Without knowing any specifics about the destination of the images (print, art gallery, billboard, etc), I can only make general statements:
For personal projects, editing ends whenever you're happy with it.
For paid work, editing ends when the image meets your client's needs.
Ricky, thanks. Each client posts guidelines for submission. Just follow the Yellow Brick Road!
Guidelines for submission don't define when editing is complete or appropriate. They just define mechanics, like what is allowed and not allowed, such as cloning, or " hand of man" content in nature photos. Also the size and color space of submitted images.
As Ricky said, the process is finished when the end user, you or a client, are satisfied.

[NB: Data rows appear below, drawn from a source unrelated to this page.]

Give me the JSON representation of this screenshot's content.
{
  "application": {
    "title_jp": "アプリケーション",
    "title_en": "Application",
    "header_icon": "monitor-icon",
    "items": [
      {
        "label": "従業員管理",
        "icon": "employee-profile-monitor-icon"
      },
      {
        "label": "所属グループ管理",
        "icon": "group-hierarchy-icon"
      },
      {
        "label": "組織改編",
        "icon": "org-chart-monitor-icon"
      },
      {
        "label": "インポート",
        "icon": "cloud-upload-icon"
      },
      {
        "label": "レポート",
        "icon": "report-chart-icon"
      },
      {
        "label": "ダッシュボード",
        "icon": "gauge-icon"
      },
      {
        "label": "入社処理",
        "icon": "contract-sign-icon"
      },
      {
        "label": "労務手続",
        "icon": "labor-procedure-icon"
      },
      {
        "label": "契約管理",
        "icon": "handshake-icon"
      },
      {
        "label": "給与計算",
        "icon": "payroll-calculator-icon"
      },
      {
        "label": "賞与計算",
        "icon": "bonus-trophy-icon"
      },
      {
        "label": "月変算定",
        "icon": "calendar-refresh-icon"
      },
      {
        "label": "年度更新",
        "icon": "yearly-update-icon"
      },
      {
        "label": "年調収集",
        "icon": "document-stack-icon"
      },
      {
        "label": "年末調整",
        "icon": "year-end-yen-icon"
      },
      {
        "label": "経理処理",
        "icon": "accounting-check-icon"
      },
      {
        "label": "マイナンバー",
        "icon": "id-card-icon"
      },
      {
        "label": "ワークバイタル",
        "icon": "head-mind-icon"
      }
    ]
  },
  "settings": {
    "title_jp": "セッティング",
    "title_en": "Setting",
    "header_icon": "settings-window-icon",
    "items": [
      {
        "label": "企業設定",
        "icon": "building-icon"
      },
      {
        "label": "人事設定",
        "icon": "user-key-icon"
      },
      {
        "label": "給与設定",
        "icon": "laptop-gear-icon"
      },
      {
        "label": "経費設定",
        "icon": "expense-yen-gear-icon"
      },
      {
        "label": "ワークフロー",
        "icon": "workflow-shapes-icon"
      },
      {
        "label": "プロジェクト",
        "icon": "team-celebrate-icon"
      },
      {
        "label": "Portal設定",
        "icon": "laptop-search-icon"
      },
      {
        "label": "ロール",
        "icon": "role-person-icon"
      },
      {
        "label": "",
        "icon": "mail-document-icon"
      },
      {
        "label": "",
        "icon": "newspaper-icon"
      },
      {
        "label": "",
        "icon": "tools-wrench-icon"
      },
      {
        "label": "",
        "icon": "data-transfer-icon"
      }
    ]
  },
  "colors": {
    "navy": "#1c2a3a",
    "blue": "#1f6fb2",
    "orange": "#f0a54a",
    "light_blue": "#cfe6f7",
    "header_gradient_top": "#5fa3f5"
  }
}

What you perceive will never quite match the camera's capture, and possibly even after PP.
•Our brains isolate, the camera does not
•Our eyes scan continuously, a camera does not
•We correct distortion the camera does not
•We correct colour shift, the camera does not
•Our brain and eyes adapt to massive tonal differences, the camera less so
•We see in 3D, the camera captures in 2D: we need to create the illusion of depth
•The camera captures a slice of time: we remember time as a distorted continuum
•The camera has no emotional attachment: we do
•Our perception is mediated by gender, age,and culture: the camera is not
The point of all this is that what your brain creates as an image is never what the camera captures. As far as PP goes, I personally feel that less is more... I am not a fan of over managed images: to me they my be 'artistic' but so far from my perception of reality that they look very false.
But, that is the nature of the artistic nature of photography.
Again the almost 100% correct answer was, "For paid work, editing ends when the image meets your client's needs."
Caveat, never show any photo. to anybody, that you are not fully good and happy with. No matter what the client wants. This then falls back to the original answer, "editing ends whenever you're happy with it."